We’ve all heard of pets that somehow find their way back to their owners even if they were lost hundreds of miles away. How? Or — and here we go a bit beyond regular intelligence — they may know when an owner dies, even if that owner is miles away… howling uncannily. Some refuse to leave graveyards where their masters are interred. Back to the mundane, there’s a dog that can identify a thousand different toys.

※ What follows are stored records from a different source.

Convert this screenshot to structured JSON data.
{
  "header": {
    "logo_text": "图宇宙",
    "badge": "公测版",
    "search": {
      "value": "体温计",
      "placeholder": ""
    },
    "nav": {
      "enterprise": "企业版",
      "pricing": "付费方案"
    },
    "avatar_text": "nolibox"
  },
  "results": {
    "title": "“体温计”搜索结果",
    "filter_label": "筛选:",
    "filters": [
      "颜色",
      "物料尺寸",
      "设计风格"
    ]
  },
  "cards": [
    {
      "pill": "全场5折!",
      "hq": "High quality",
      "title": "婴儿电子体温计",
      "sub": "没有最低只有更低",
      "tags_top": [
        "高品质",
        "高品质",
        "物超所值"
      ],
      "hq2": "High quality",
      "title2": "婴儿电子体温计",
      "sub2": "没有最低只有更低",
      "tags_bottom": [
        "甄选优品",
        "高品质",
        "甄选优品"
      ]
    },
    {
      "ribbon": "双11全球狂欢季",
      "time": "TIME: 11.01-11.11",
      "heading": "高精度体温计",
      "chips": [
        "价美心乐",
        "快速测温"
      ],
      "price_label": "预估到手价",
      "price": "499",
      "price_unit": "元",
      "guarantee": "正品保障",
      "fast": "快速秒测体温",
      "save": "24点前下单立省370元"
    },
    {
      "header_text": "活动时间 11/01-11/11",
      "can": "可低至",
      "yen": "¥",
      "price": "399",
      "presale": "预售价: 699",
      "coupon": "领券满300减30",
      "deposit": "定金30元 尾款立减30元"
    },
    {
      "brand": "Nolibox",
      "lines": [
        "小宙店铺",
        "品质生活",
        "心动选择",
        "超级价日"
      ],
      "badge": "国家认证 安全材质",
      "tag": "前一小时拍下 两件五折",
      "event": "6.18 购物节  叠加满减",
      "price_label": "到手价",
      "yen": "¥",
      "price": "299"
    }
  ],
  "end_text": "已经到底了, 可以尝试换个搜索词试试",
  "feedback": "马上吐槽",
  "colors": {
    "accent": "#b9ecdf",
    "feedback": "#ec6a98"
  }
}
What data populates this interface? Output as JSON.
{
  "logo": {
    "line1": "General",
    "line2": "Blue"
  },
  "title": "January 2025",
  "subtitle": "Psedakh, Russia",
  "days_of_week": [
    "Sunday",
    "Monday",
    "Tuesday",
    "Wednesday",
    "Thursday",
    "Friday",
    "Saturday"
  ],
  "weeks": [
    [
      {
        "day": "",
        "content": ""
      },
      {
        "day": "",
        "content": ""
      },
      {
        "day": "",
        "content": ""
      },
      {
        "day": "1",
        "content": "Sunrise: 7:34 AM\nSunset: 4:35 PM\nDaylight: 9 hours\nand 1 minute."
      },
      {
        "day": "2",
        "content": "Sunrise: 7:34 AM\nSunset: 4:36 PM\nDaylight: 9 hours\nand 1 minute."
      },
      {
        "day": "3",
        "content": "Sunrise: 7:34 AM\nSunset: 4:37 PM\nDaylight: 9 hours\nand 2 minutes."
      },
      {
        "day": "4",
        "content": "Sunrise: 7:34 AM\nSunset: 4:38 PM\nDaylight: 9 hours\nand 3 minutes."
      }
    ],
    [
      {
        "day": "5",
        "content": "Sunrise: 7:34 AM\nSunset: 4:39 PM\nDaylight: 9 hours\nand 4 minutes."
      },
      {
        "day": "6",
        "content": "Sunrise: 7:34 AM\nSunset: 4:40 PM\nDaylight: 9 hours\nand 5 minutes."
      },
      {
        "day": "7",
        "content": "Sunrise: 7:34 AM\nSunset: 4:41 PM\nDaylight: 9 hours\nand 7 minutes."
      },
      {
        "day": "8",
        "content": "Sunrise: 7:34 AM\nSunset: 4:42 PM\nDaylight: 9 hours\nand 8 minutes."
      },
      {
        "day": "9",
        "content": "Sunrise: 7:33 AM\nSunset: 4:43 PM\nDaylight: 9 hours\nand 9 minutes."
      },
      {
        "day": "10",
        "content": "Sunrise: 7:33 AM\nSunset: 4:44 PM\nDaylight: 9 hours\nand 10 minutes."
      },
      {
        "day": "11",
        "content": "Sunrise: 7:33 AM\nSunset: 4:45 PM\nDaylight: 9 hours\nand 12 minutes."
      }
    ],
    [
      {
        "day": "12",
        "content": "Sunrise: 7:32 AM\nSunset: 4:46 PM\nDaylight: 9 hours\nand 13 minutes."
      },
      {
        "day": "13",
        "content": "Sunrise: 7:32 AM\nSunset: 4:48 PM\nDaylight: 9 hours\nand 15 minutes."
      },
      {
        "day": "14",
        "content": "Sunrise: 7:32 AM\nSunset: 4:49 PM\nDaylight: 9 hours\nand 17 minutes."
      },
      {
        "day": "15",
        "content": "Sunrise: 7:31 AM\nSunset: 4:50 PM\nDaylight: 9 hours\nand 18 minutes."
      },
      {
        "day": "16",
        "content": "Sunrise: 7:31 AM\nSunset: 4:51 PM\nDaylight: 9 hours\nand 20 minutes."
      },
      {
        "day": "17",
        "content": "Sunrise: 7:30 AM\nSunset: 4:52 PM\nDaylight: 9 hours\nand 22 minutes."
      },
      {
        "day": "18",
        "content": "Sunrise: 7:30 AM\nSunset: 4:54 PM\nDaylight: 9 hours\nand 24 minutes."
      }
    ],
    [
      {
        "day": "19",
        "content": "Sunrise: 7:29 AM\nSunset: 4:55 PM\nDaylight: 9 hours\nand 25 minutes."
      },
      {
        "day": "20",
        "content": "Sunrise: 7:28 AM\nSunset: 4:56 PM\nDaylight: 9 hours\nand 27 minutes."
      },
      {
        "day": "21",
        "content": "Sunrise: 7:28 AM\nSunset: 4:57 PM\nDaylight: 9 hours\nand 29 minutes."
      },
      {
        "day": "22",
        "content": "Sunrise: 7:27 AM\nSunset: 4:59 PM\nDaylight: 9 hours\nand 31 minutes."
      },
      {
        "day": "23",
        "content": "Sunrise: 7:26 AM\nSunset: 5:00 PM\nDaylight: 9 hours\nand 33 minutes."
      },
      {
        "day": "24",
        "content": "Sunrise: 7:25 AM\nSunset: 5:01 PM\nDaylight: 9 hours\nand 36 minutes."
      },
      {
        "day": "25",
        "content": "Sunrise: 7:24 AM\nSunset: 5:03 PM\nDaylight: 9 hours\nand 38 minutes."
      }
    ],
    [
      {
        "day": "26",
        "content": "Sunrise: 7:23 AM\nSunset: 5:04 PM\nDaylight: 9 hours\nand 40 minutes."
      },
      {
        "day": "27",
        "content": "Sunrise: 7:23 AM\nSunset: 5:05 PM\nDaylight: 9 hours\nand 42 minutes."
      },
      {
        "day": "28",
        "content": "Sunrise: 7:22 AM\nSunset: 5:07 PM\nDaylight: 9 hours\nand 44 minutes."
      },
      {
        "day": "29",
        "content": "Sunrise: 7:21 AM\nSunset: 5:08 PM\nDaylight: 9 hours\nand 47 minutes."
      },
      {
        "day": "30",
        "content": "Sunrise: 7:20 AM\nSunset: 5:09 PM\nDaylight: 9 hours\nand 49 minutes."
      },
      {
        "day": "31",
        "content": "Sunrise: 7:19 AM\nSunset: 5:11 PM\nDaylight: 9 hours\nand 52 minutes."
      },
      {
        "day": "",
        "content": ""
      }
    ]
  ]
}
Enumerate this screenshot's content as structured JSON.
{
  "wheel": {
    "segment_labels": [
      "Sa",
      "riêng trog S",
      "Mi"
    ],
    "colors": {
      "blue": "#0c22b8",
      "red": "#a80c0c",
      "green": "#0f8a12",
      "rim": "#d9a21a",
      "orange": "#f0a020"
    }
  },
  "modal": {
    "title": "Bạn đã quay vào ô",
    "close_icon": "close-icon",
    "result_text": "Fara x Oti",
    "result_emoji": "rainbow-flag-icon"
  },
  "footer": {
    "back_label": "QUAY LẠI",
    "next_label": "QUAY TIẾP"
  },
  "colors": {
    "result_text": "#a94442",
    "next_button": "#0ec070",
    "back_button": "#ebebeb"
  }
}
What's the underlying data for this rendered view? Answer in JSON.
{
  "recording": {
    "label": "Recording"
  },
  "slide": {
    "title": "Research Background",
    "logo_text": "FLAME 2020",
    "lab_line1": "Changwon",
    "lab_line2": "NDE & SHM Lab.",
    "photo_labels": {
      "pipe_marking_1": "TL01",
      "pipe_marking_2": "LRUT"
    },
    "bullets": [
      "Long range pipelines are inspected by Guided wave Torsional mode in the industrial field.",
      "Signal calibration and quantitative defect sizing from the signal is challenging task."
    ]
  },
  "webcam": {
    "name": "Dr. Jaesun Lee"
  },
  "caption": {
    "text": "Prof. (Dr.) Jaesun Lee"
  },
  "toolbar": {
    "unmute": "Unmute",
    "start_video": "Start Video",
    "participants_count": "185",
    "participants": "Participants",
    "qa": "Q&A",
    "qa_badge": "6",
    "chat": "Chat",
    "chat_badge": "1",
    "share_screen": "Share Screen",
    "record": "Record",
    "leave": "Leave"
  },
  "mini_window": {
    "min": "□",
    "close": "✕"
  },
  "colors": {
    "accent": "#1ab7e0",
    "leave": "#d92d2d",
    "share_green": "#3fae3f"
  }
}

Can anything top the case of Wilhelm Von Osten? A mathematics teacher, phrenologist, amateur horse trainer, and — it’s said — something of a mystic, Osten had a horse, “Hans,” was taught to add, subtract, divide, multiply, work with fractions; tell time; keep track of the calendar; differentiate musical tones; and read, spell, and understand German. Von Osten posed questions like: “If the eighth day of the month comes on a Tuesday, what is the date of the following Friday?” Hans could answer by tapping his hoof. Or so it is said. After Professor E. Clarapede at the University of Geneva tested the stallion for several weeks, he reported that “Hans could do more than mere sums: he knew how to read; he could distinguish between harmonious and dissonant chords of music.” A connoisseur to boot! The estimated level of intelligence: that of a fourteen-year-old…
Was the horse simply taking cues from the owners and those who tested him?
In another case a horse who had been trained a code suddenly stopped responding and when asked why tapped out, “Tired.” Then he added, “Pain in leg.” A code-adept horse named Muhamed took it to another level. When asked by two Berlin scientists why he didn’t simply talk (ala “Mr. Ed”), instead of answering with his hooves, the horse made a few pitiful noises (in an effort to verbalize) and after a few frustrating minutes, tapped out a code that was deciphered as, “I have not a good voice.”
And then, stranger, was the African Grey who had been left at home longer than ever before. When his owners returned, he said — and plaintively, to their shock — “Where you been?”